Her first T2 return is due within 6 months after her December 31, 2026 fiscal year-end — by June 30, 2027. Corporate income tax is due by March 31, 2027 (3-month deadline for CCPCs claiming SBD).

Frequently Asked Questions

When do I need to register for HST in Ontario?+

HST registration is mandatory when your taxable revenues exceed $30,000 in a single calendar quarter, or when the total of any four consecutive calendar quarters exceeds $30,000. Once you exceed the threshold, you must register immediately and begin collecting HST. You may voluntarily register at any time before reaching the threshold, which allows you to claim input tax credits on business expenses.

How do I get a CRA Business Number in Ontario?+

You can register for a Business Number online through the CRA's Business Registration Online (BRO) portal (free), by calling 1-800-959-5525, or by mailing/faxing Form RC1 to the CRA. Many lawyers register the BN and initial program accounts as part of the incorporation process. You will need your legal business name, business address, nature of business, and start date.

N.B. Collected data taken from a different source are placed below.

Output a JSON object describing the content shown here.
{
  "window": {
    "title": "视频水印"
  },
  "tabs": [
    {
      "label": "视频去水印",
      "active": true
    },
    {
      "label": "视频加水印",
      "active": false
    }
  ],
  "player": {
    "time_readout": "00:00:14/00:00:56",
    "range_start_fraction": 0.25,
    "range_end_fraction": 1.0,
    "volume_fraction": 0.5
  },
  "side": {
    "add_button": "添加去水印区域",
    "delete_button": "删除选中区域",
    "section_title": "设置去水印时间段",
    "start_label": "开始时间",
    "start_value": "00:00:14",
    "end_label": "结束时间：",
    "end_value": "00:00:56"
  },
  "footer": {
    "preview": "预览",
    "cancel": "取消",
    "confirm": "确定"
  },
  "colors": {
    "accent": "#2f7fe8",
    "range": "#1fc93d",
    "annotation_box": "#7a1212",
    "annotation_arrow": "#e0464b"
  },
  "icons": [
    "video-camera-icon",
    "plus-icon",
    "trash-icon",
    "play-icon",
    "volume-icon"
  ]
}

What is the difference between a Business Number and a corporation number?+

The Ontario corporation number is a provincial identifier assigned by the Ontario Ministry when you incorporate under the OBCA — it is used for provincial filings like annual returns and articles of amendment. The CRA Business Number is a federal identifier used for all tax program accounts (HST, corporate income tax, payroll, import/export). All incorporated Ontario businesses will have both numbers, and each is used for different purposes.

Do I need a payroll account if I'm the only person in my company?+

Only if you pay yourself a salary. If you take draws or dividends from your corporation rather than employment income, you generally do not need a payroll account. However, if you want to pay yourself a salary (which creates RRSP contribution room and pensionable earnings for CPP purposes), you must register for a payroll account (RP) and remit source deductions, including both the employee and employer shares of CPP. Payroll remittances must begin before the first payroll payment.

Is a Business Number the same as a GST number?+

Not exactly. Your Business Number (BN) is the 9-digit root number. Your GST/HST account number (also known as your RT account) is your BN plus the suffix RT 0001 — for example, '123456789 RT 0001'. When customers ask for your 'GST number,' they typically want your full RT account number. When the CRA asks for your BN on a corporate tax return, they want just the 9-digit root number.